Well that just clears everything up!
Yup, I’m “The Clear-Upper.” I clear things up.
Remember Crystal Pepsi? That was me.
How’s that slayey pillagey thing workin’ out for ya?
Does anybody else find complaining about a film’s FIRST WEEKEND GROSSES kind of endlessly tacky? As if there haven’t been various films that score low numbers initially, before making huge bank in international, or through home entertainment venues, or even by– GASP– earning a high domestic multiplier. That maybe just MAYBE if you made a marginally entertaining and distinct product, it will eventually get a following, due to the basic mechanics of human attention and disposable income as they manifest in spacetime.
Basically, if dude needs instant gratification, maybe he should cram his face with marshmallows, just saying.
Yeah you’d think the opening box office shouldn’t matter but it actually turns out to be a remarkable predictor of how much a movie will make in total.
The studios have it down to a science, and can usually predict the final gross within a million dollars or so just based on the first Friday-Sunday. There are exceptions of course but mostly for small indie word-of-mouth movies, not big action movies. The only large movie I can think of that built on word of mouth and drastically beat expectations was Titanic, because tons of people saw it multiple times.
Sean Hood worked very hard on a project and has valid emotions about its failure which he expressed in a public and earnest manner. Let’s all make fun of him!!
Cube 2! Hypercube!! Ahahahahahahahahahahahahahahahahahahahahahaha!
I literally have not seen one promo for Conan anywhere on TV in the last few weeks. Maybe I’m just watching the wrong (right?) channels, but I feel Conan’s producers have done an extremely poor advertising job. I actually had 2 people that were visiting us from out of town last weekend ask me if Conan was out and did we want to go see it, and I said, No, I don’t think it’s out yet. (Big oops! Sorry, Conan!)

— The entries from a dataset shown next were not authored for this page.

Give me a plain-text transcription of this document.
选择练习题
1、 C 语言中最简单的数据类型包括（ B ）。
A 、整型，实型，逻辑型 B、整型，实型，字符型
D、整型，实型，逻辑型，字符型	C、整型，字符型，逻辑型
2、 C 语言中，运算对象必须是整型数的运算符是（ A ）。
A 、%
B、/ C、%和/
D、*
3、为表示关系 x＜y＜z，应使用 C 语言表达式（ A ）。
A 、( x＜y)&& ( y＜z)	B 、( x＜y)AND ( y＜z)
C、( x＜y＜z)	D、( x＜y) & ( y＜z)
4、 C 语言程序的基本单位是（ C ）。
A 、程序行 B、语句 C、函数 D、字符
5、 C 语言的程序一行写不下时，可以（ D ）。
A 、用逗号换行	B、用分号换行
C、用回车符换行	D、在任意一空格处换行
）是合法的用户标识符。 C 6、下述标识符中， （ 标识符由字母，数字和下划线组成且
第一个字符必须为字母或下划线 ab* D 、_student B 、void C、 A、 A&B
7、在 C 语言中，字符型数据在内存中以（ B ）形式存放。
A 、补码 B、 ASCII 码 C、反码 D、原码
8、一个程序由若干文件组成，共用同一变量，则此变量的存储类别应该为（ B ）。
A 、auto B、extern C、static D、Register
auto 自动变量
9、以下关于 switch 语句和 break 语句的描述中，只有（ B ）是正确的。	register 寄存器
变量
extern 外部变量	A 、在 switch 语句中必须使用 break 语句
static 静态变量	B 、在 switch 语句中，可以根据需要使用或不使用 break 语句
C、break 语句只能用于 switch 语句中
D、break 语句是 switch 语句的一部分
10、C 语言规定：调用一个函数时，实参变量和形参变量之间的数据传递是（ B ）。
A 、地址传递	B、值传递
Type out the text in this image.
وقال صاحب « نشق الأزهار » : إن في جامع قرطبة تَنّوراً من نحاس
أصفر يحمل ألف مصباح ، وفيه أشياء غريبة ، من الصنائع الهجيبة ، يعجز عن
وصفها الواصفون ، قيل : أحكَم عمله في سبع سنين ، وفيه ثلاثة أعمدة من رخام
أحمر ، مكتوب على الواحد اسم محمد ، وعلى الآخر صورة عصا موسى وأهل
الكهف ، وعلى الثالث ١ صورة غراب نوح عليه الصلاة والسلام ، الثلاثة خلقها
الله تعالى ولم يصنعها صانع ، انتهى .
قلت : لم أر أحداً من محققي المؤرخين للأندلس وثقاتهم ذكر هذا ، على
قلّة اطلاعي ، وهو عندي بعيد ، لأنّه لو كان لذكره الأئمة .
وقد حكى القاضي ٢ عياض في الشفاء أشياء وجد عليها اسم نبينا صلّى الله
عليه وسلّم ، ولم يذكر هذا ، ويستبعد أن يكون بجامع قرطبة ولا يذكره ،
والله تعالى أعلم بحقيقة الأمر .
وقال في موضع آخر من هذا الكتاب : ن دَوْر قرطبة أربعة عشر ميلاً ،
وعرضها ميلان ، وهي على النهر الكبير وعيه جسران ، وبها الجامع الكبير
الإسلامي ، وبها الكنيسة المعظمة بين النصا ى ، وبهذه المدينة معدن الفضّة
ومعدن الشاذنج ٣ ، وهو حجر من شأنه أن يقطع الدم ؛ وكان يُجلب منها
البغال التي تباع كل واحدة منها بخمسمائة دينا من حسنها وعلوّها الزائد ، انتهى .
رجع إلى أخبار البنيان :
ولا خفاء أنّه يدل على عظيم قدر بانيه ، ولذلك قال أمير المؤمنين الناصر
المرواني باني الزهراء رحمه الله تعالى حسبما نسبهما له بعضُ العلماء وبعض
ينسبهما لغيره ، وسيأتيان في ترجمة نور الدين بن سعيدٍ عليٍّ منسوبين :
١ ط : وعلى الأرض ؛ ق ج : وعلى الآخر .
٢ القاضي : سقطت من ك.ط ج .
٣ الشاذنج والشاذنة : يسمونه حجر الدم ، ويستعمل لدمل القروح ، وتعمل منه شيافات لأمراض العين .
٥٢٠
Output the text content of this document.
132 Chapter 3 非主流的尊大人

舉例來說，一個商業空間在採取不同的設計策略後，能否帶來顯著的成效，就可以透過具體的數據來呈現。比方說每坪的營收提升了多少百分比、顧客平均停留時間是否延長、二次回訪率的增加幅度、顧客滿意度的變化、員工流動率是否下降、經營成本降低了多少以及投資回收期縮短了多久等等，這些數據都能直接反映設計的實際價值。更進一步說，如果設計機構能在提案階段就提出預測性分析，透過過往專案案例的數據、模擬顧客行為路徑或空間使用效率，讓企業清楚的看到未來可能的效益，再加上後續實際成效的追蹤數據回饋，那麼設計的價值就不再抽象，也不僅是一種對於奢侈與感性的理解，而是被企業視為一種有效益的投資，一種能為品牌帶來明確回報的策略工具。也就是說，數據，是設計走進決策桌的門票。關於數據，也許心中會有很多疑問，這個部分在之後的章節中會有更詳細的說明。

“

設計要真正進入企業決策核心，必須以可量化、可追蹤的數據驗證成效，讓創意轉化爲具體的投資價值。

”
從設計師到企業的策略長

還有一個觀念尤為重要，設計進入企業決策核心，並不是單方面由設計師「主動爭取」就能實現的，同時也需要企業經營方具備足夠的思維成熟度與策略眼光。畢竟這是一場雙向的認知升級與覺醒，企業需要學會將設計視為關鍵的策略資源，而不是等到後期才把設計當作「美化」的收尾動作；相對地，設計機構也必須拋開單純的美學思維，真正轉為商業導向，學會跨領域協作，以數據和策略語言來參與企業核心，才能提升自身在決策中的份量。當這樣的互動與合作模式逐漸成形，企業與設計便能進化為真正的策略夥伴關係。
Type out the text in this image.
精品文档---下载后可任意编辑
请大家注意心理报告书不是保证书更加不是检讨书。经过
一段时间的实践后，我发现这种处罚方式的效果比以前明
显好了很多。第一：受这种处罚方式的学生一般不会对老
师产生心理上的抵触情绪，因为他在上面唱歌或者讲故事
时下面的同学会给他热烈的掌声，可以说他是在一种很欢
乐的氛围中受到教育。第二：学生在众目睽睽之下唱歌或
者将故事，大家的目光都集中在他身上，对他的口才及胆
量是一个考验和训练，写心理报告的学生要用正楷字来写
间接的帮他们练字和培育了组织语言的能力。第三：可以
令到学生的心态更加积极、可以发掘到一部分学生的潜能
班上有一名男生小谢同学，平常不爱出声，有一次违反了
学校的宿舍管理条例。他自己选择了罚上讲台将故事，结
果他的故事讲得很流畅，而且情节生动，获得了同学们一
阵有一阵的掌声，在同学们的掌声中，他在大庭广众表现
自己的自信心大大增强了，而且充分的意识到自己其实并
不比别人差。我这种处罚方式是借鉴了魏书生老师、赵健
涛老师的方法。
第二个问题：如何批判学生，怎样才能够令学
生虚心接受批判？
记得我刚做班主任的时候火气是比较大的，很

Remaking ‘Conan’ makes slightly more sense (if just ever so) than the ‘Fright Night’ debacle. At the very least ‘Conan’ has a somewhat built-in fan base, what with the whole connection to Schwarzenegger, whereas the original ‘Fright Night’ has an even smaller cult following due to it featuring no recognizable names whatsoever. As a comparison, here are two hypothetical conversations:
A: Hey, remember ‘Conan the Barbarian’?
B: Um, yeah, the movie with Arnold.
A: Hey, remember ‘Fright Night’?
B: Um, yes? Wait … no.
So there you go, case closed, the Senator yields.
The original Fright Night has no recognizable names???
1) Herman from Herman’s Head is the star
2) Marcy from Married with Children is the love interest
3)The best ape from The Planet of the Apes is the mentor
4) The villain is the lesser half of Susan Sarandon
5) The best friend did a bunch of gay porn during the 90′s (No Hambone)
No recognizable names? HAVE YOU NO DECENCY, Senator?
“Sean Hood ends on a relatively uplifting note with an anecdote about his father’s trumpet (no oboe).”
hehehehehe
“Before you BLOW YOUR BRAINS OUT (lol)” Cause suicide is just so gosh darn funny, right? Hahaha.